Par courriel du 3 novembre 2019, Mme [L] [Y] se présentant comme conseil de Mme [D] [T] a fait part à M. [N] [E] de son souhait de renoncer à ce que la les travaux du devis du 9 juillet 2019 se fassent, au motif que la période n’était pas propice et que lesdits travaux risquaient de créer des dommages à sa propriété.
Une proposition de règlement amiable est intervenue prévoyant le règlement des matériaux à hauteur de 3.510,22 euros TTC, mais Mme [T] n’a pas payé la facture du 20 décembre 2019 correspondante malgré l’envoi par M. [E] de deux lettres recommandées.
Par acte d’huissier du 20 février 2020, M. [N] [E] a fait assigner Mme [D] [Z] veuve [T] devant le tribunal judiciaire de Foix, afin d’obtenir, au visa de l’article 1231-1 du code civil, sa condamnation à lui payer :
— la somme en principal de 11 565,63 euros,
— la somme de 2 000 euros à titre de dommages-intérêts pour résistance abusive,
— la somme de 2 000 euros en application de l’article 700 du code de procédure civile ainsi que les entiers dépens.
Par jugement du 7 avril 2021, le tribunal judiciaire de Foix a :
— condamné Mme [D] [T] à payer à M. [N] [E] la somme de 11 565,63 euros ;
— débouté M. [N] [E] de sa demande de dommages et intérêts pour résistance abusive ;
— débouté Mme [D] [T] de sa demande en restitution de l’indu ;
— condamné Mme [D] [T] à payer à M. [N] [E] la somme de 800 euros sur le fondement de l’article 700 du code de procédure civile ;
— rappelé que l’exécution provisoire est de droit ;
— condamné Mme [D] [T] aux dépens.
Pour statuer ainsi, le premier juge a considéré qu’il était établi l’existence entre les parties d’un contrat d’entreprise à travers le devis du 14 mars 2019 et la facture acquittée du 5 novembre 2019, relatifs aux travaux de réfection de 23 m² de toiture du garage.
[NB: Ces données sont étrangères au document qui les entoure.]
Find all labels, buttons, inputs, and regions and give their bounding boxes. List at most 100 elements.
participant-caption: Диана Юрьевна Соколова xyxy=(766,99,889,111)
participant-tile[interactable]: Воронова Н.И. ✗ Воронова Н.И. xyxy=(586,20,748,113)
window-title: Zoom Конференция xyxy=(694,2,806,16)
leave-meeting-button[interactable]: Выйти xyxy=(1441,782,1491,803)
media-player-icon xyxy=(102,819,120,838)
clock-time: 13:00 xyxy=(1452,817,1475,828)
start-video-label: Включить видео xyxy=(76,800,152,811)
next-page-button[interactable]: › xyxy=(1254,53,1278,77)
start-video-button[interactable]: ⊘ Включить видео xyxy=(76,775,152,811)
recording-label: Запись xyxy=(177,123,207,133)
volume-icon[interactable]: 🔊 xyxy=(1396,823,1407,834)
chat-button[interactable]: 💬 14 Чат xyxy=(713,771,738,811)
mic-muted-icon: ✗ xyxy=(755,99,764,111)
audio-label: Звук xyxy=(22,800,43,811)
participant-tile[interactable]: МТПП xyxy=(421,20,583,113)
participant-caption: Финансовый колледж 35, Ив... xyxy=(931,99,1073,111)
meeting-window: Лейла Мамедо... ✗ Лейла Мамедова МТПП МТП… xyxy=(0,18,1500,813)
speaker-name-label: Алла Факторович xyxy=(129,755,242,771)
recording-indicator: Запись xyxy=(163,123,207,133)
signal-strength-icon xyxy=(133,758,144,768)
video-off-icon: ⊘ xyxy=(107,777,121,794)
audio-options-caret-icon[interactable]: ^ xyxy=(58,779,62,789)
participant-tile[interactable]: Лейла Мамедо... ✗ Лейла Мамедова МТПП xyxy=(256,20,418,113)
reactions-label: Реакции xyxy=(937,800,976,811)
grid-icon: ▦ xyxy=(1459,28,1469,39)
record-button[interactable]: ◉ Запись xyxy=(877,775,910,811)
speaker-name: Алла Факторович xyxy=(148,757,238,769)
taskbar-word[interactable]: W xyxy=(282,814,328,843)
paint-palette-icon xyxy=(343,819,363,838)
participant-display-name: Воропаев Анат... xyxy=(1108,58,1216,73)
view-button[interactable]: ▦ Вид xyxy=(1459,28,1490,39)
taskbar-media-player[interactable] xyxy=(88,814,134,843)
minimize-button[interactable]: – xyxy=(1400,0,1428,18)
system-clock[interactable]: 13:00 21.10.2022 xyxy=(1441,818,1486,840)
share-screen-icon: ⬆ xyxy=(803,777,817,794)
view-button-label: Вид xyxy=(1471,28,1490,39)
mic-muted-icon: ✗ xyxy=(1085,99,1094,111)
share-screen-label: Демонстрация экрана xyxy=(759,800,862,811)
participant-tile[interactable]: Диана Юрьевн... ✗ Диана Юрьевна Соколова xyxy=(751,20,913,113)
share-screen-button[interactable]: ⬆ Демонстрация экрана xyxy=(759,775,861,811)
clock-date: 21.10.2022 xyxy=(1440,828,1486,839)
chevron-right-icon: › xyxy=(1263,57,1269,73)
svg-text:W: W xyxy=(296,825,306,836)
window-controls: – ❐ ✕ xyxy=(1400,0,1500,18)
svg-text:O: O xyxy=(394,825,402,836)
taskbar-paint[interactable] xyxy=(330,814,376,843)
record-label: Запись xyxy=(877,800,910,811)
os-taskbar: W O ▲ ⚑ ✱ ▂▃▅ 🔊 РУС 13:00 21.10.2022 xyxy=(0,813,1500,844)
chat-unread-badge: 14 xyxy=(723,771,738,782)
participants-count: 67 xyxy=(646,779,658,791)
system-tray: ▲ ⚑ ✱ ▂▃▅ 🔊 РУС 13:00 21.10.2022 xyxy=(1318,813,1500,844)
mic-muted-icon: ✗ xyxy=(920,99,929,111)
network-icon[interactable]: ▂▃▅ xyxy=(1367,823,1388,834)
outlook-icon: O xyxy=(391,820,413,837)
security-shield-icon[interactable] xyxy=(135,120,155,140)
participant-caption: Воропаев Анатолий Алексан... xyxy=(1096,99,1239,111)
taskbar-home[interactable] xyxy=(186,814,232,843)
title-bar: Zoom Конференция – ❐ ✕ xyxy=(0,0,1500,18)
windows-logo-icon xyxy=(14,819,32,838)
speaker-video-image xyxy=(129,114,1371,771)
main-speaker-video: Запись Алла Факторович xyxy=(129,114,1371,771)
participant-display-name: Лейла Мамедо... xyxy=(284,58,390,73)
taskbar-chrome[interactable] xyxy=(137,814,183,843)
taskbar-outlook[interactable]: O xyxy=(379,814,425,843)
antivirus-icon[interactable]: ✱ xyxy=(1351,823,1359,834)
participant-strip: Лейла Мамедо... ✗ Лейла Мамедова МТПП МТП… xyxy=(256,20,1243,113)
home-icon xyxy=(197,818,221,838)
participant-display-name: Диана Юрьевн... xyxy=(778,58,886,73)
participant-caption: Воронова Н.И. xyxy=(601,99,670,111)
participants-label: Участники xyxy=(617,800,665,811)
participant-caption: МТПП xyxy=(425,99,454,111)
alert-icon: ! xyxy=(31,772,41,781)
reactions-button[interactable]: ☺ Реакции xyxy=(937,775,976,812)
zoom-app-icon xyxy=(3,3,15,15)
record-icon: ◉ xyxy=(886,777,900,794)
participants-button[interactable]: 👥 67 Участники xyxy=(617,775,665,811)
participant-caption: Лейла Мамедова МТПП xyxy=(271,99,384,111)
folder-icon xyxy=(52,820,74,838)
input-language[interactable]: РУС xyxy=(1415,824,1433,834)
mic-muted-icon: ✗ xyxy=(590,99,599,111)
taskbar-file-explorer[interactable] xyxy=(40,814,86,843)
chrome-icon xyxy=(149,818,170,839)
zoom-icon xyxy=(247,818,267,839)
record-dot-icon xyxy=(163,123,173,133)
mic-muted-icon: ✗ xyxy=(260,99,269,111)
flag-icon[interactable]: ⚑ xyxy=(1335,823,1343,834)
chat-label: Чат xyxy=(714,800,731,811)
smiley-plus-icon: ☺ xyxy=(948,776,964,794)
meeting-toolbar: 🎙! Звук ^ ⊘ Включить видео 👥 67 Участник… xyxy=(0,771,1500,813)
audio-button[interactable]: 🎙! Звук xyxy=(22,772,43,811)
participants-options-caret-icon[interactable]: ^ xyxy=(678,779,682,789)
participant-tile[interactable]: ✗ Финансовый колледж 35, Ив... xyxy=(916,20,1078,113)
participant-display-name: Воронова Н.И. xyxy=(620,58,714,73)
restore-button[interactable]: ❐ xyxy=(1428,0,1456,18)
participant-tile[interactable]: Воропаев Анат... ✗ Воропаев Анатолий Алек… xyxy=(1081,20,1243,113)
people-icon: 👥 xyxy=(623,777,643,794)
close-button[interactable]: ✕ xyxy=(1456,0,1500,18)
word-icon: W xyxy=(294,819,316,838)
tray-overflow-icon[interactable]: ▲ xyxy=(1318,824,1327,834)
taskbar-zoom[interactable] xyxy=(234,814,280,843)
Il a considéré qu’il était établi l’existence entre les parties d’un second contrat d’entreprise à travers le devis du 9 juillet 2019 relatif aux travaux de réfection de 100 m² de toiture de l’habitation de Mme [T], pour un montant de 11.565,63 euros.
Il a considéré qu’il était établi que le 3 novembre 2019, Mme [T] avait demandé que le marché de travaux de réfection de la toiture de l’habitation ne soit pas exécuté.
S’agissant de la demande en nullité tirée du démarchage à domicile, il a considéré qu’il n’était aucunement établi que l’initiative de l’opération commerciale revenait exclusivement au professionnel qui se serait déplacé pour rencontrer la cliente, et qu’il apparaissait plutôt que l’initiative revenait à celle-ci, et que, malgré ce qu’elle soutenait, rien ne permettait de dire qu’elle aurait pu d’une façon ou d’une autre être soumise à la surprise ou la pression de l’entrepreneur ; qu’il n’était notamment pas établi que les deux devis auraient été signés dans un même temps, et qu’il apparaissait au contraire que celui contesté, comme sa date l’indiquait sans que rien ne permette de la contredire, avait été signé après celui qui avait donné lieu à exécution, et donc à un moment où les parties étaient déjà en relation ; qu’il n’était d’ailleurs pas invoqué la nullité du premier devis. Il a estimé qu’il n’y avait pas lieu à application de la réglementation sur le démarchage à domicile, et que la demande en nullité devait être rejetée.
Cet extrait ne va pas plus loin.